Raina Telgemeier, previously known for her excellent work adapting the The Baby-Sitters Club into four graphic novels, tells in Smile her own teen story, one of much dental trauma.

One night, sixth-grader Raina trips and falls at a Girl Scout meeting. She hits the ground, is shaken for a moment, but sits up thinking everything’s ok … until she sees blood on the ground. Her front teeth are gone.

(A personal note: about the same age, I had a similar, although less serious, accident, and it happened exactly that way. I fell on a tile floor, and both my front teeth were cracked off. Only I didn’t know what had happened until my mother saw me and was shocked. I was lucky — mine could be rebuilt, and no nerves were exposed. The reconstruction technique used on p174 was what was done for me.)

Smile cover

Now, at a time when she’s dealing with all kinds of other changes — friends, school, boys — Raina has to put up with headgear, surgeries, and other scary techniques in an attempt to restore her smile. The kids are just beginning to worry about how they appear to other people, but they’re still young enough to ask her all kinds of prying questions without thought of how she might feel about all this unwelcome attention.

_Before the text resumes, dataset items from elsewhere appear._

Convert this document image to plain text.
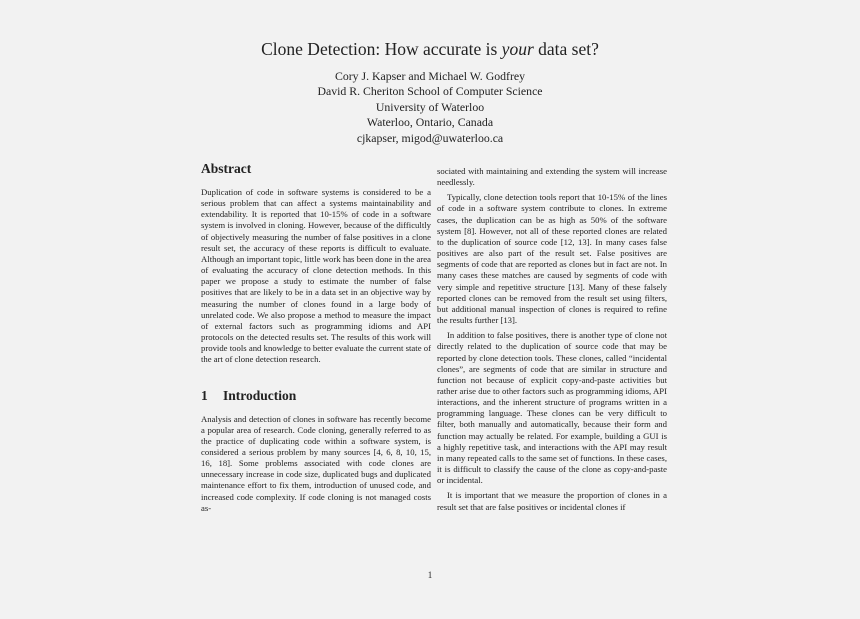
Clone Detection: How accurate is your data set?
Cory J. Kapser and Michael W. Godfrey
David R. Cheriton School of Computer Science
University of Waterloo
Waterloo, Ontario, Canada
cjkapser, migod@uwaterloo.ca
Abstract

Duplication of code in software systems is considered to be a serious problem that can affect a systems maintainability and extendability. It is reported that 10-15% of code in a software system is involved in cloning. However, because of the difficultly of objectively measuring the number of false positives in a clone result set, the accuracy of these reports is difficult to evaluate. Although an important topic, little work has been done in the area of evaluating the accuracy of clone detection methods. In this paper we propose a study to estimate the number of false positives that are likely to be in a data set in an objective way by measuring the number of clones found in a large body of unrelated code. We also propose a method to measure the impact of external factors such as programming idioms and API protocols on the detected results set. The results of this work will provide tools and knowledge to better evaluate the current state of the art of clone detection research.

1 Introduction

Analysis and detection of clones in software has recently become a popular area of research. Code cloning, generally referred to as the practice of duplicating code within a software system, is considered a serious problem by many sources [4, 6, 8, 10, 15, 16, 18]. Some problems associated with code clones are unnecessary increase in code size, duplicated bugs and duplicated maintenance effort to fix them, introduction of unused code, and increased code complexity. If code cloning is not managed costs as-

sociated with maintaining and extending the system will increase needlessly.

Typically, clone detection tools report that 10-15% of the lines of code in a software system contribute to clones. In extreme cases, the duplication can be as high as 50% of the software system [8]. However, not all of these reported clones are related to the duplication of source code [12, 13]. In many cases false positives are also part of the result set. False positives are segments of code that are reported as clones but in fact are not. In many cases these matches are caused by segments of code with very simple and repetitive structure [13]. Many of these falsely reported clones can be removed from the result set using filters, but additional manual inspection of clones is required to refine the results further [13].

In addition to false positives, there is another type of clone not directly related to the duplication of source code that may be reported by clone detection tools. These clones, called “incidental clones”, are segments of code that are similar in structure and function not because of explicit copy-and-paste activities but rather arise due to other factors such as programming idioms, API interactions, and the inherent structure of programs written in a programming language. These clones can be very difficult to filter, both manually and automatically, because their form and function may actually be related. For example, building a GUI is a highly repetitive task, and interactions with the API may result in many repeated calls to the same set of functions. In these cases, it is difficult to classify the cause of the clone as copy-and-paste or incidental.

It is important that we measure the proportion of clones in a result set that are false positives or incidental clones if

1
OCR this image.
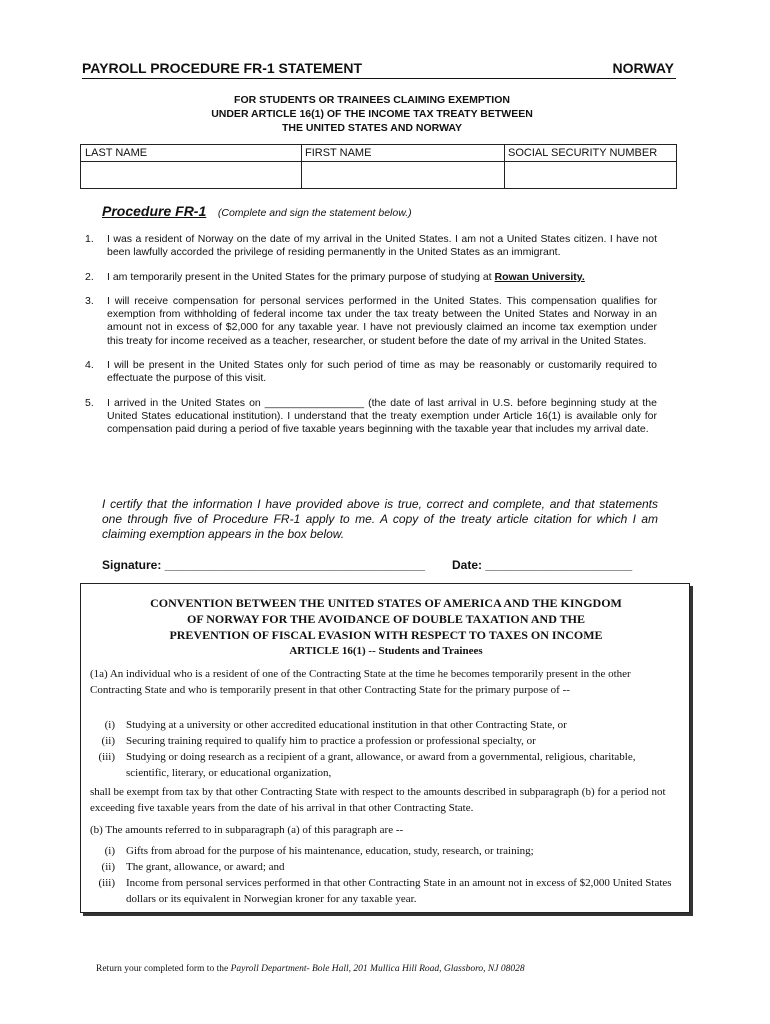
PAYROLL PROCEDURE FR-1 STATEMENT	NORWAY
FOR STUDENTS OR TRAINEES CLAIMING EXEMPTION
UNDER ARTICLE 16(1) OF THE INCOME TAX TREATY BETWEEN
THE UNITED STATES AND NORWAY
LAST NAME	FIRST NAME	SOCIAL SECURITY NUMBER
Procedure FR-1 (Complete and sign the statement below.)
1. I was a resident of Norway on the date of my arrival in the United States. I am not a United States citizen. I have not been lawfully accorded the privilege of residing permanently in the United States as an immigrant.
2. I am temporarily present in the United States for the primary purpose of studying at Rowan University.
3. I will receive compensation for personal services performed in the United States. This compensation qualifies for exemption from withholding of federal income tax under the tax treaty between the United States and Norway in an amount not in excess of $2,000 for any taxable year. I have not previously claimed an income tax exemption under this treaty for income received as a teacher, researcher, or student before the date of my arrival in the United States.
4. I will be present in the United States only for such period of time as may be reasonably or customarily required to effectuate the purpose of this visit.
5. I arrived in the United States on _________________ (the date of last arrival in U.S. before beginning study at the United States educational institution). I understand that the treaty exemption under Article 16(1) is available only for compensation paid during a period of five taxable years beginning with the taxable year that includes my arrival date.
I certify that the information I have provided above is true, correct and complete, and that statements one through five of Procedure FR-1 apply to me. A copy of the treaty article citation for which I am claiming exemption appears in the box below.
Signature: _______________________________________ Date: ______________________
CONVENTION BETWEEN THE UNITED STATES OF AMERICA AND THE KINGDOM
OF NORWAY FOR THE AVOIDANCE OF DOUBLE TAXATION AND THE
PREVENTION OF FISCAL EVASION WITH RESPECT TO TAXES ON INCOME
ARTICLE 16(1) -- Students and Trainees
(1a) An individual who is a resident of one of the Contracting State at the time he becomes temporarily present in the other Contracting State and who is temporarily present in that other Contracting State for the primary purpose of --
(i) Studying at a university or other accredited educational institution in that other Contracting State, or
(ii) Securing training required to qualify him to practice a profession or professional specialty, or
(iii) Studying or doing research as a recipient of a grant, allowance, or award from a governmental, religious, charitable, scientific, literary, or educational organization,
shall be exempt from tax by that other Contracting State with respect to the amounts described in subparagraph (b) for a period not exceeding five taxable years from the date of his arrival in that other Contracting State.
(b) The amounts referred to in subparagraph (a) of this paragraph are --
(i) Gifts from abroad for the purpose of his maintenance, education, study, research, or training;
(ii) The grant, allowance, or award; and
(iii) Income from personal services performed in that other Contracting State in an amount not in excess of $2,000 United States dollars or its equivalent in Norwegian kroner for any taxable year.
Return your completed form to the Payroll Department- Bole Hall, 201 Mullica Hill Road, Glassboro, NJ 08028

The artist Raina shows all this without shying away from the frightening events, but her cartoony style is also welcoming to younger readers. It allows her to exaggerate slightly for emotional impact — it’s always obvious what her characters are feeling — and it keeps everything from being too scary. When things get too much, the reader can always flip to the back of the book, where the author’s photo shows us her now-beautiful smile, reminding us that everything turned out ok, eventually.

In the story, though, she’s got an external reminder of feeling like a kid, with her now-childish gapped smile. Unfortunately, that’s at a time when she’s facing lots of other choices about trying to seem more grown up. She wants to get her ears pierced. She has to get braces. All of her friends are approaching adolescence at different rates of speed, and sometimes she feels left behind. Being 12 is a real turning point in life, and the best part of the book is the way teenage Raina learns to make her own choices.

As she prepares for high school, Raina has her first crush and finds out what she wants to do when she grows up. She also learns how to tell real friends from those who simply hang out with you because it’s convenient. I like the way this story, because it’s autobiographical, doesn’t progress in a neat arc — instead, there are false starts and changes in direction. Raina’s a sympathetic heroine, more interested in doing things than worrying about her appearance, which takes her in a different direction from some of her friends. Her external changes mirror her internal coming-of-age. (The publisher provided a review copy.)